In comparison with qualitative case studies, large scale quantitative analysis on Chinese Weibo are limited because of the restrictions of Sina API to retrieve the data.The article on Chinese censorship by Bamman and others used the public timeline to retrieve the stream of Weibo posts. According to the Sina public timeline document, it returns the most recent 20 public posts. However, for researchers, it is still unknown if this 20 posts are representative to the larger Weibo posts set. Another approach is to fetch posts through users’ ID. WeiboScope, a project at Hong Kong University, has archives of posts from over 300 thousands users who have at least 1000 followers. During their presentation at the 10th Chinese Internet Research Conference, they showed their approach to the issue of censorship: they retrieve these users’ statuses every day, and compare to their archive to determine which posts are deleted. Another tool to retrieve Weibo data I tried is DiscoverText, in which users can set up their words to search, and searching time intervals, and the tool will return posts containing the words. Using both tools, I did a search of posts containing the word “Wukan (乌坎)” sent from March 23 to March 27. WeiboScope returned me around 200 items while DiscoverText fetched around 1000 items. I am not quite sure about the reasons for the distinctive results, but my guess is that one only looks at popular users’ posts while the other fetches from the general public timeline.
Despite these restrictions, I still think the chances of conducting large scale quantitative research on Chinese Weibo lie in the refinement of the research questions. The limited sample set can still be representative to the limited scope of the questions. Specifically, instead of asking about the frequencies of certain key words appearing on all the Weibo posts, researchers can shift their perspective to a limited scope that only focuses on an interesting group. For example, Weibo provides lists of users in different occupations, and if the research questions only relate to posts produced by a certain type of users, such as journalists, researchers can directly make use of the list.

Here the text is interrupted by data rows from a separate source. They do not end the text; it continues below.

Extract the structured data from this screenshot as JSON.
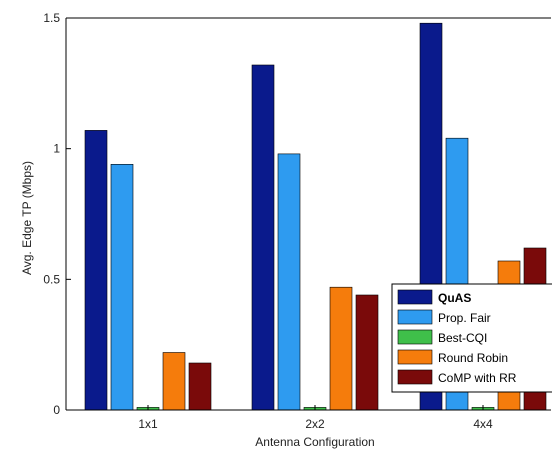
{
  "chart_data": {
    "type": "bar",
    "title": "",
    "xlabel": "Antenna Configuration",
    "ylabel": "Avg. Edge TP (Mbps)",
    "ylim": [
      0,
      1.5
    ],
    "yticks": [
      "0",
      "0.5",
      "1",
      "1.5"
    ],
    "ytick_values": [
      0,
      0.5,
      1,
      1.5
    ],
    "categories": [
      "1x1",
      "2x2",
      "4x4"
    ],
    "grid": false,
    "legend_position": "bottom-right",
    "series": [
      {
        "name": "QuAS",
        "color": "#0a1a8c",
        "values": [
          1.07,
          1.32,
          1.48
        ]
      },
      {
        "name": "Prop. Fair",
        "color": "#2e9bf0",
        "values": [
          0.94,
          0.98,
          1.04
        ]
      },
      {
        "name": "Best-CQI",
        "color": "#3fbf4a",
        "values": [
          0.01,
          0.01,
          0.01
        ]
      },
      {
        "name": "Round Robin",
        "color": "#f57c0c",
        "values": [
          0.22,
          0.47,
          0.57
        ]
      },
      {
        "name": "CoMP with RR",
        "color": "#7a0a0a",
        "values": [
          0.18,
          0.44,
          0.62
        ]
      }
    ]
  }
}
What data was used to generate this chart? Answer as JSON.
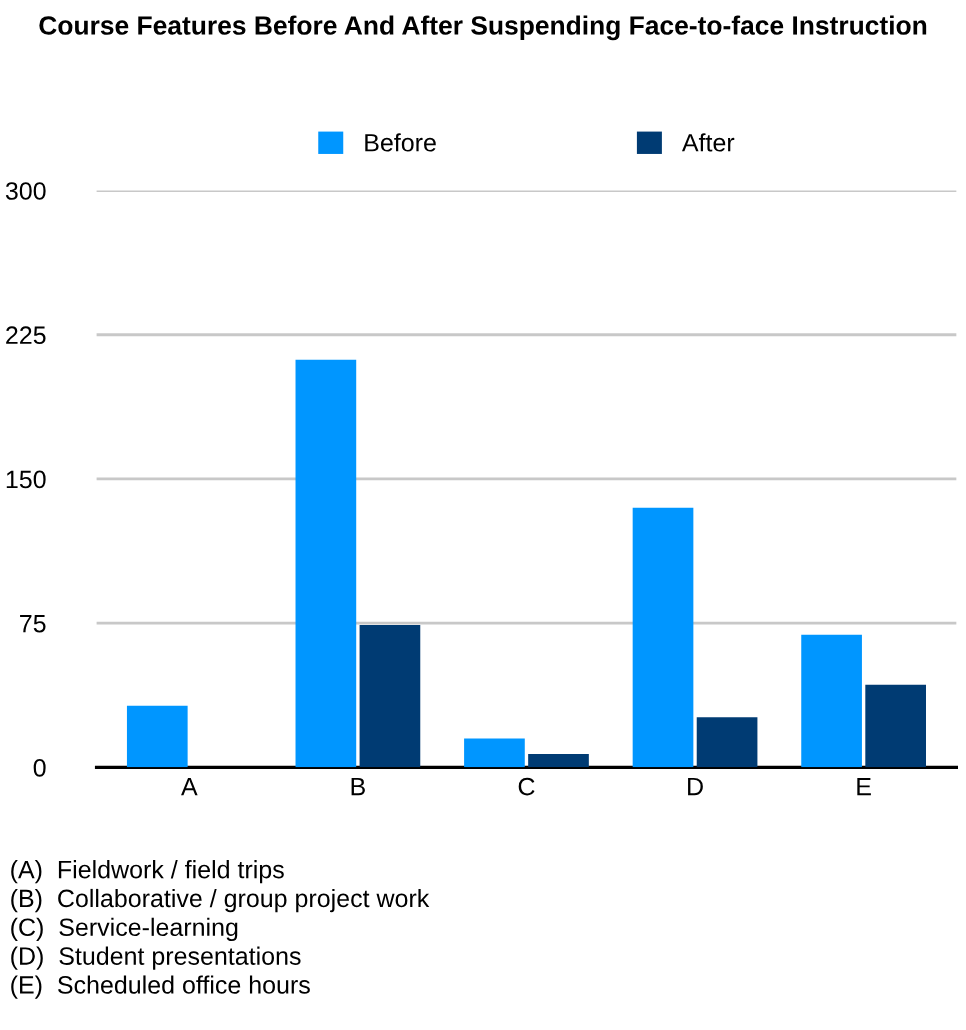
{
  "chart_data": {
    "type": "bar",
    "title": "Course Features Before And After Suspending Face-to-face Instruction",
    "categories": [
      "A",
      "B",
      "C",
      "D",
      "E"
    ],
    "series": [
      {
        "name": "Before",
        "color": "#0096ff",
        "values": [
          32,
          212,
          15,
          135,
          69
        ]
      },
      {
        "name": "After",
        "color": "#003b73",
        "values": [
          0,
          74,
          7,
          26,
          43
        ]
      }
    ],
    "ylim": [
      0,
      300
    ],
    "yticks": [
      0,
      75,
      150,
      225,
      300
    ],
    "grid": "y",
    "legend": "top",
    "annotations": [
      "(A)  Fieldwork / field trips",
      "(B)  Collaborative / group project work",
      "(C)  Service-learning",
      "(D)  Student presentations",
      "(E)  Scheduled office hours"
    ]
  }
}
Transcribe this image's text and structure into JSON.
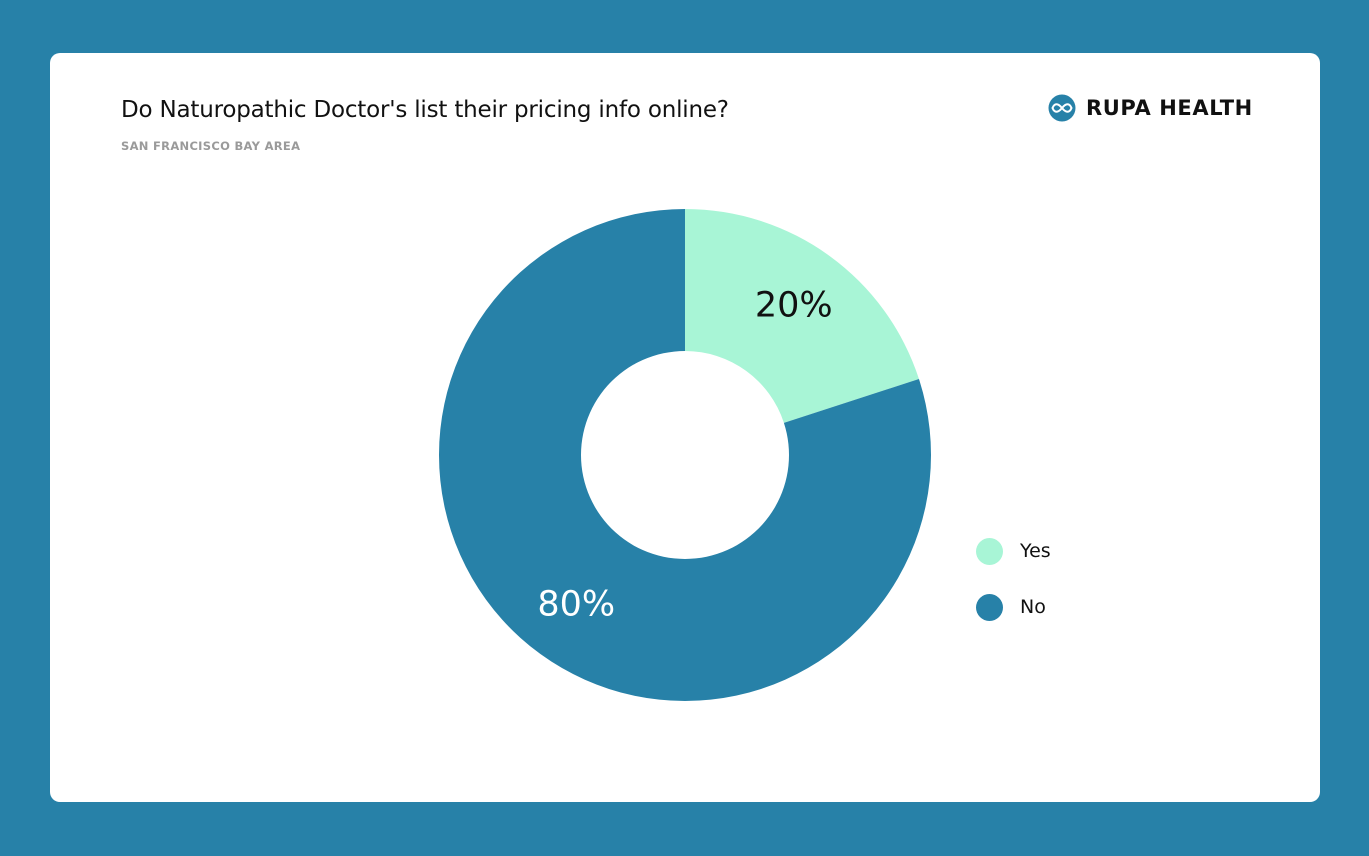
{
  "header": {
    "title": "Do Naturopathic Doctor's list their pricing info online?",
    "subtitle": "SAN FRANCISCO BAY AREA"
  },
  "brand": {
    "name": "RUPA HEALTH",
    "icon": "infinity-logo-icon",
    "color": "#2781a8"
  },
  "colors": {
    "background": "#2781a8",
    "card": "#ffffff"
  },
  "chart_data": {
    "type": "pie",
    "variant": "donut",
    "title": "Do Naturopathic Doctor's list their pricing info online?",
    "subtitle": "SAN FRANCISCO BAY AREA",
    "categories": [
      "Yes",
      "No"
    ],
    "values": [
      20,
      80
    ],
    "labels": [
      "20%",
      "80%"
    ],
    "colors": [
      "#a8f5d6",
      "#2781a8"
    ],
    "label_colors": [
      "#111111",
      "#ffffff"
    ],
    "legend_position": "right"
  }
}
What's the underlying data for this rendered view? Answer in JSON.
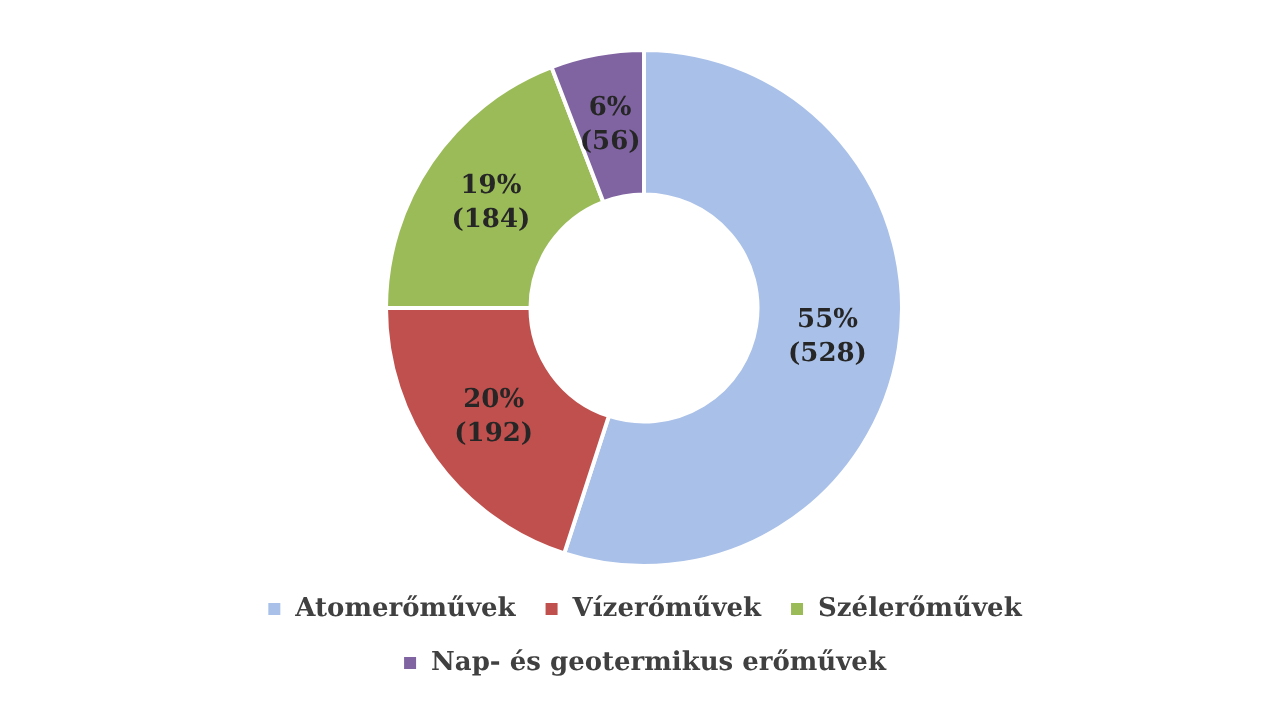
{
  "chart_data": {
    "type": "donut",
    "categories": [
      "Atomerőművek",
      "Vízerőművek",
      "Szélerőművek",
      "Nap- és geotermikus erőművek"
    ],
    "values": [
      528,
      192,
      184,
      56
    ],
    "colors": [
      "#a9c0e8",
      "#c0504d",
      "#9bbb59",
      "#8064a2"
    ],
    "value_labels": [
      "55%\n(528)",
      "20%\n(192)",
      "19%\n(184)",
      "6%\n(56)"
    ],
    "legend": "bottom"
  }
}
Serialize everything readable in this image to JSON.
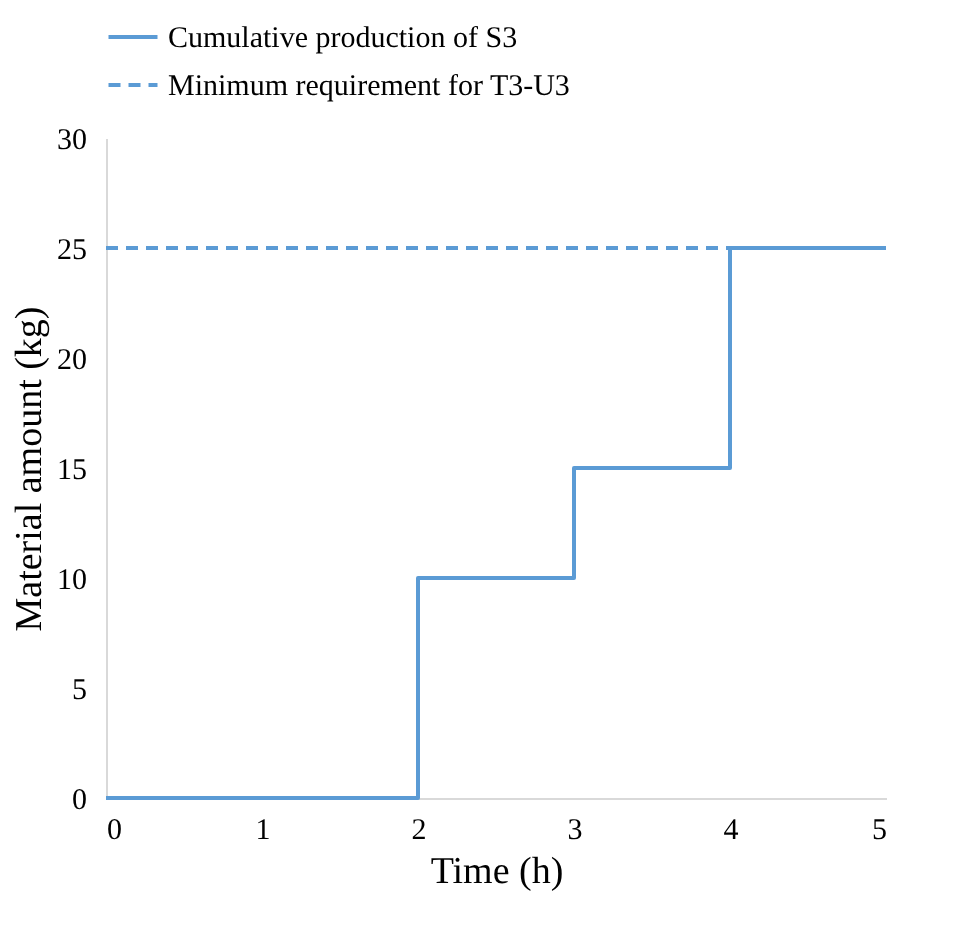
{
  "chart_data": {
    "type": "step",
    "xlabel": "Time (h)",
    "ylabel": "Material amount (kg)",
    "xlim": [
      0,
      5
    ],
    "ylim": [
      0,
      30
    ],
    "xticks": [
      0,
      1,
      2,
      3,
      4,
      5
    ],
    "yticks": [
      0,
      5,
      10,
      15,
      20,
      25,
      30
    ],
    "grid": false,
    "legend": "top",
    "series": [
      {
        "name": "Cumulative production of S3",
        "color": "#5b9bd5",
        "line_style": "solid",
        "x": [
          0,
          2,
          3,
          4,
          5
        ],
        "values": [
          0,
          10,
          15,
          25,
          25
        ]
      },
      {
        "name": "Minimum requirement for T3-U3",
        "color": "#5b9bd5",
        "type": "line",
        "line_style": "dashed",
        "x": [
          0,
          5
        ],
        "values": [
          25,
          25
        ]
      }
    ]
  }
}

Following this idea, Wei Wei and I have been working on a project mapping out the NGO networks on Weibo. The figure above shows who mentions whom among NGOs on Weibo. The node size is the in-degree centrality and the colors show different communities. The NGOs are largely clustered by their working domains such as saving animals and evironment protection. Large NGOs, for example, WWF, UNICEF and China Foundation Center are frequently mentioned by other NGOs on Weibo. We are still in the process of collecting data and especially welcome any suggestions on data scraping on Weibo and network analysis methods. The broader topic of NGO networks we are interested in is how the social media empowers grassroots NGOs. Resources for media coverage from mainstream media on grassroots NGOs are limited because they cannot compete with government affiliated NGOs for media attention, so we contend their integrated use of social media may amplify their voices and construct a network that challenges the offline hierarchical positions. Although the figure above shows large international organizations occupy key positions in the network, we might also look into dynamic data to see the change of the structures instead of this static picture.